Medusa
Vom 2. bis 17. September 2006 führten NATO Streitkräfte in Afghanistan eine Offensive gegen die Taliban im Süden des Landes durch. Die Offensive trug die Bezeichnung Operation Medusa. Ort der Offensive, die vorwiegend von kanadischen Streitkräften im Verbund mit afghanischen Militärs durchgeführt wurde, war die Region Panjwai und der Distrikt Zhar in der afghanischen Provinz Kandahar. Die Offensive wurde damit begründet, dass zu dieser Zeit, besonders in Kandahar, der Widerstand der Taliban enorm verschärft hatte.

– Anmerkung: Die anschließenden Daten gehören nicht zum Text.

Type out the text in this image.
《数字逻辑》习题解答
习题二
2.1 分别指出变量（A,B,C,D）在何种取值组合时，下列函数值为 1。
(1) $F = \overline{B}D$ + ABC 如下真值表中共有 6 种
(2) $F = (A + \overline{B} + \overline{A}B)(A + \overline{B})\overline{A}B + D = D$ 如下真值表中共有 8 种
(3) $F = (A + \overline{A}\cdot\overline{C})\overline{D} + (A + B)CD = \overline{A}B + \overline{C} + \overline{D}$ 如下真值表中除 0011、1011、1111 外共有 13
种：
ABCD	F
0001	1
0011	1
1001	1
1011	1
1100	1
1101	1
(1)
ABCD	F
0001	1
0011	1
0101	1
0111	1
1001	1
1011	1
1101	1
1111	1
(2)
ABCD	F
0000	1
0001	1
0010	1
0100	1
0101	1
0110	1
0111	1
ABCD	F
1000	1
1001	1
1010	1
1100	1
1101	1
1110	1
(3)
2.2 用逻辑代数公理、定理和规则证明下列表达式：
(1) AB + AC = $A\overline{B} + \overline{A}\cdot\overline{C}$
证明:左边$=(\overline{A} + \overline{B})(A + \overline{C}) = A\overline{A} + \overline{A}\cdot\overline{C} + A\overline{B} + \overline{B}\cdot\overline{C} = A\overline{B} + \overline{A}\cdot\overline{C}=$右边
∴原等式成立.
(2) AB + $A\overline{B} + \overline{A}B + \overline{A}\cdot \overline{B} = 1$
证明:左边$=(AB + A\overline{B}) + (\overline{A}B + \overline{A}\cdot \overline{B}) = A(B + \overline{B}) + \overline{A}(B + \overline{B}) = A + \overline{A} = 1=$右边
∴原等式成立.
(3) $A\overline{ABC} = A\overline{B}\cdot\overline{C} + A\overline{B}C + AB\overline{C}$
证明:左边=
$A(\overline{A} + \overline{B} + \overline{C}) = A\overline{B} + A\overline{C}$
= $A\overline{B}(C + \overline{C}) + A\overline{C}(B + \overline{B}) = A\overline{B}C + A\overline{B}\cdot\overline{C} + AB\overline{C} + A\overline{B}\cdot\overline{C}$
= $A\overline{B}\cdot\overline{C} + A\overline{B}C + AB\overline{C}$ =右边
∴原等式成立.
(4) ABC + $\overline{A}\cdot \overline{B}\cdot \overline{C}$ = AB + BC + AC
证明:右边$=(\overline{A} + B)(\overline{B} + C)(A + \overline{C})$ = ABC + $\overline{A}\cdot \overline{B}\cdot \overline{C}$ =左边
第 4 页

Die Taliban setzen sich aus verschieden radikalen islamischen Kräften zusammen, die mittels terroristischer und militärischer Aktionen gegen die Regierung Afghanistans, die NATO Truppen im Land, aber auch das afghanische Militär, ebenso mit Repressalien gegen die Bevölkerung, in Aktion treten. Gerade die Provinz Kandahar, aber auch andere Regionen im Süden des Landes, waren zu Brennpunkten von Angriffen und zunehmenden Anschlägen von Taliban geworden. Sie hatten in diesen Gebieten stark an Truppenzahl ihrer Milizen gewonnen und unternahmen immer wieder ihrerseits offensive Angriffe. Zum ersten Mal kam im Laufe dieser Kampfhandlungen, bei den niederländischen militärischen Verbänden, die in Deutschland produzierte Panzerhaubitze 2000 zum Einsatz.
Die Operation Medusa wurde während der 15 Tage ihrer Dauer mit großer Heftigkeit geführt und forderte Opfer auf beiden Seiten der am Kampf beteiligten Kräfte. Im Verlauf der Kämpfe wurden 200 Kämpfer auf Seiten der Taliban getötet. Auf der Seite der NATO Truppen kamen insgesamt 6 kanadische, niederländische, amerikanische Soldaten, und bei einem Flugzeugabsturz 14 britische Soldaten, ums Leben. Damit waren auch bei den NATO Verbänden, die an der Offensive beteiligt waren, die Zahlen der Opfer höher als bei vormaligen Einsätzen.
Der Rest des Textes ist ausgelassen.